4 Tidy Format
Collect data in a simple, consistent format called tidy data,[1] such that minimal effort is required to clean the data once you get to the analysis: Rows represent observations, columns represent the variables measured for those observations:
Good example
The iris data set (preinstalled with R) is in tidy format:
| Sepal.Length | Sepal.Width | Petal.Length | Petal.Width | Species |
|---|---|---|---|---|
| 5.1 | 3.5 | 1.4 | 0.2 | setosa |
| 4.9 | 3.0 | 1.4 | 0.2 | setosa |
| 4.7 | 3.2 | 1.3 | 0.2 | setosa |
| 4.6 | 3.1 | 1.5 | 0.2 | setosa |
| 5.0 | 3.6 | 1.4 | 0.2 | setosa |
| ... | ... | ... | ... | ... |
Here, the rows each represent one observation (a distinct flower), and the columns represent the variables measured/recorded (physical dimensions and species).
Bad example
A common deviation from tidy format is to represent groups as columns:
| women | men |
|---|---|
| 114 | 123 |
| 121 | 117 |
| 125 | 117 |
| 108 | 117 |
| 122 | 116 |
Do you have different groups?
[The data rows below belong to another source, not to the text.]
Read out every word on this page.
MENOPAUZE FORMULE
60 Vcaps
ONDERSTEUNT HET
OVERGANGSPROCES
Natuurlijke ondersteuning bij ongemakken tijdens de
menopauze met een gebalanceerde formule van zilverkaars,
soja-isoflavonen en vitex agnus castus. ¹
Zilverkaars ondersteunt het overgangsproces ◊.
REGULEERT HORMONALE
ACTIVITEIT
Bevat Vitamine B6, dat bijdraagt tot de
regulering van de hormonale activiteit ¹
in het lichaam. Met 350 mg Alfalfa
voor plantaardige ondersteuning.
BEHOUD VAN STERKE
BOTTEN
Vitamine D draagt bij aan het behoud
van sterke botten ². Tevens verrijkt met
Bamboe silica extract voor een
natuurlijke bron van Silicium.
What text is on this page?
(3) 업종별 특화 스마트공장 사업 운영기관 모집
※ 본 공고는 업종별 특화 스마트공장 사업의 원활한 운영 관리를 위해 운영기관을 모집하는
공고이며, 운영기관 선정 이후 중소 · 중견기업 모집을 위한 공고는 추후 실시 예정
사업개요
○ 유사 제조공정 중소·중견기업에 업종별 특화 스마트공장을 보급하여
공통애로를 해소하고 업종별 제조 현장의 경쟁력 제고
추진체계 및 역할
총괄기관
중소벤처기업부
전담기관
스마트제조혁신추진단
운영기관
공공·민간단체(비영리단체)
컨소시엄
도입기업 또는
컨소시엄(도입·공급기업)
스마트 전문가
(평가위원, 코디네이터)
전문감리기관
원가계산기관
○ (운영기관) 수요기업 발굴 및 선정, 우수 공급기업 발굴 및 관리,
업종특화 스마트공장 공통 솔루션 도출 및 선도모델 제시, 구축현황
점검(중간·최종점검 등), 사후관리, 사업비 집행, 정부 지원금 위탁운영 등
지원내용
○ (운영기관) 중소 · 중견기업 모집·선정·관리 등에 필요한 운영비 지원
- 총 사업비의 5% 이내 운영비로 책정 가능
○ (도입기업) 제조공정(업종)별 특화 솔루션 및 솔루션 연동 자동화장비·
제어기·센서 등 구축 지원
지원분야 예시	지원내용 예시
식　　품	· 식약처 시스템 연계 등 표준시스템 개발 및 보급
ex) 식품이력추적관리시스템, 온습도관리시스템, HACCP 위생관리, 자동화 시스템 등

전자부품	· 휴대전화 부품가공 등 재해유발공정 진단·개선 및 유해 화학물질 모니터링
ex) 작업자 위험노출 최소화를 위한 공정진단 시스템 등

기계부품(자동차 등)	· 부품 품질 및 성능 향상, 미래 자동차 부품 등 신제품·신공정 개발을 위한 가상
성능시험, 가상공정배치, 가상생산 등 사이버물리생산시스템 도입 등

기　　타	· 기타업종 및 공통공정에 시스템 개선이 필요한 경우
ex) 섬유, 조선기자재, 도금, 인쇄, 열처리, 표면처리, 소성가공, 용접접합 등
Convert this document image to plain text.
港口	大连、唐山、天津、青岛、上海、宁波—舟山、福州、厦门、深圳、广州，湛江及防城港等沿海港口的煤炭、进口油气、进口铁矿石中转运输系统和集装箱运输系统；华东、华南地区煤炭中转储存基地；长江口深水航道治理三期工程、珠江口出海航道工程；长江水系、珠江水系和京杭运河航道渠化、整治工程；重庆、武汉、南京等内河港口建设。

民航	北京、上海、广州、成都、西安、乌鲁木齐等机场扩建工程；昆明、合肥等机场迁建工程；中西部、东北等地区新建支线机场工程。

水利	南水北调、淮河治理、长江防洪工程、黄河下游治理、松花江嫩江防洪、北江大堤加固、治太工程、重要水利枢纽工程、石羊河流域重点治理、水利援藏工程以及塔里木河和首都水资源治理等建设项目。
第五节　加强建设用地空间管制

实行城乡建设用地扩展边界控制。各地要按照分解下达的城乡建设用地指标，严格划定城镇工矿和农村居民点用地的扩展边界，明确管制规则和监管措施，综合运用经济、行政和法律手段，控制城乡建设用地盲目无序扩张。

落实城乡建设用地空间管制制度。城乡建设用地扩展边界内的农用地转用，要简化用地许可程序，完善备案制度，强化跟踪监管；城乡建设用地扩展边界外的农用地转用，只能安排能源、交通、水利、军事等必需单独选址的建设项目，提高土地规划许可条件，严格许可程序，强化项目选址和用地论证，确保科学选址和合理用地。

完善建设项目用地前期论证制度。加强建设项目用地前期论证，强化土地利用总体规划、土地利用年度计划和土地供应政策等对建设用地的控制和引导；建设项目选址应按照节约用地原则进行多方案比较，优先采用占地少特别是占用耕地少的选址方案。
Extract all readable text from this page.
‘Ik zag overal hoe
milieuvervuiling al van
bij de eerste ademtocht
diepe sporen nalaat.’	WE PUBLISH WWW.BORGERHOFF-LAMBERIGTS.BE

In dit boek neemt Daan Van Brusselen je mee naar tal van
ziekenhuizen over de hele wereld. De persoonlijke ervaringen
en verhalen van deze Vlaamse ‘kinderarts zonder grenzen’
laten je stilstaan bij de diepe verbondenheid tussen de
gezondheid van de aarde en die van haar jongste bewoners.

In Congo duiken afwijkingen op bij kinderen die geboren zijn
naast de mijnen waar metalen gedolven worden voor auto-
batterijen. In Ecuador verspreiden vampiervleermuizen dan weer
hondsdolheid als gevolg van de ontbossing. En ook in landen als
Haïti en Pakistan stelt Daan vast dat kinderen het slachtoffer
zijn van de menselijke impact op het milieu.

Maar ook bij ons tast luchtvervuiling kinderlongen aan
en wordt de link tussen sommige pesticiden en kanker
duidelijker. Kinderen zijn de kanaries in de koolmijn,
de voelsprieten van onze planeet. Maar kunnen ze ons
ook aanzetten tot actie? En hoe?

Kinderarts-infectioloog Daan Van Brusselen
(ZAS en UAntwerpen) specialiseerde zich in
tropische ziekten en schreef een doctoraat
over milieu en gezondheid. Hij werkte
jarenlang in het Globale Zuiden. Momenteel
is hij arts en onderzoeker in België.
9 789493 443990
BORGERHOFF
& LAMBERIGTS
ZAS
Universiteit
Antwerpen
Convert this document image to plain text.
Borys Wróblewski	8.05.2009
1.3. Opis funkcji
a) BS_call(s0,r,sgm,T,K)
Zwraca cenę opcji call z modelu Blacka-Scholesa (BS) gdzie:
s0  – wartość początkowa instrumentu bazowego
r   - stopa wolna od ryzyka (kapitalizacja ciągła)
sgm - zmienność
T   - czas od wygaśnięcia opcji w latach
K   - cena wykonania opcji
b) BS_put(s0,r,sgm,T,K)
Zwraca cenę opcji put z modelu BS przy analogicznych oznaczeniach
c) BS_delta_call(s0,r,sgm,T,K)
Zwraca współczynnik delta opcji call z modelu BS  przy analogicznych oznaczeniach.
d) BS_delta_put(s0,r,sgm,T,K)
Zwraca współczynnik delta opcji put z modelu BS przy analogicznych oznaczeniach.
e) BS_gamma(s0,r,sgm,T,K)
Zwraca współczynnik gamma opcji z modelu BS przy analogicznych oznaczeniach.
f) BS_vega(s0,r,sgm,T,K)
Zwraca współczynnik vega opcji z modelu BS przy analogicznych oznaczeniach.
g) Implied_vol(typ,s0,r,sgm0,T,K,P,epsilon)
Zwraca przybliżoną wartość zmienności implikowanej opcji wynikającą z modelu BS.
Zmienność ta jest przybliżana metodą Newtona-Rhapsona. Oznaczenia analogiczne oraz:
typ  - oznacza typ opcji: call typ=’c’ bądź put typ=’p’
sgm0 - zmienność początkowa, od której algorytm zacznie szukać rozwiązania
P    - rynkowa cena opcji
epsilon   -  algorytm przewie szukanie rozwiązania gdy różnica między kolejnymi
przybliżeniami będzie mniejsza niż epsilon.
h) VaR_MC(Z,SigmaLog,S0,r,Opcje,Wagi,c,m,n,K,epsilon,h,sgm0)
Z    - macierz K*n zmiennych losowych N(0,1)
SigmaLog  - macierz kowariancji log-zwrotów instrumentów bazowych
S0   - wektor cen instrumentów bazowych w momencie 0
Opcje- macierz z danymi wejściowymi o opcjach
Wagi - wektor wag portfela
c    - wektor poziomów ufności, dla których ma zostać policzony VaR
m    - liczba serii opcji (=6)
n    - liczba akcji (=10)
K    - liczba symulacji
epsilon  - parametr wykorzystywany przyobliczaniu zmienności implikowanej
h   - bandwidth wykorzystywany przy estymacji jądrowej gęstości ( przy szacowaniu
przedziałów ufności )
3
Time points? Replicates of the experiment? Then try to adhere to the same principle: Columns are variables. Simply add a variable that indicates which group/time point/replicate this observation belongs to:
| sex | SBP |
|---|---|
| female | 114 |
| female | 121 |
| female | 125 |
| female | 108 |
| female | 122 |
| male | 123 |
| male | 117 |
| male | 117 |
| male | 117 |
| male | 116 |
Converting to tidy format
If you have data split by group/time point/replicate here is how you can convert it to tidy format:
# The untidy data set
Untidy women men
1 114 123
2 121 117
3 125 117
4 108 117
5 122 116
# Convert by hand
Tidy <- data.frame(
sex = rep(c("female", "male"), each = nrow(Untidy)),
SBP = c(Untidy$women, Untidy$men)
)
# Convert using a package (install if missing)
library("reshape2")
melt(Untidy) variable value
1 women 114
2 women 121
3 women 125
4 women 108
5 women 122
6 men 123
7 men 117
8 men 117
9 men 117
10 men 116
If you have a simple data set like the one shown here, converting with the package reshape2 is easiest. Converting by hand may be slightly more work, but I prefer it because you can easily see what’s going on, add more variables if needed, etc.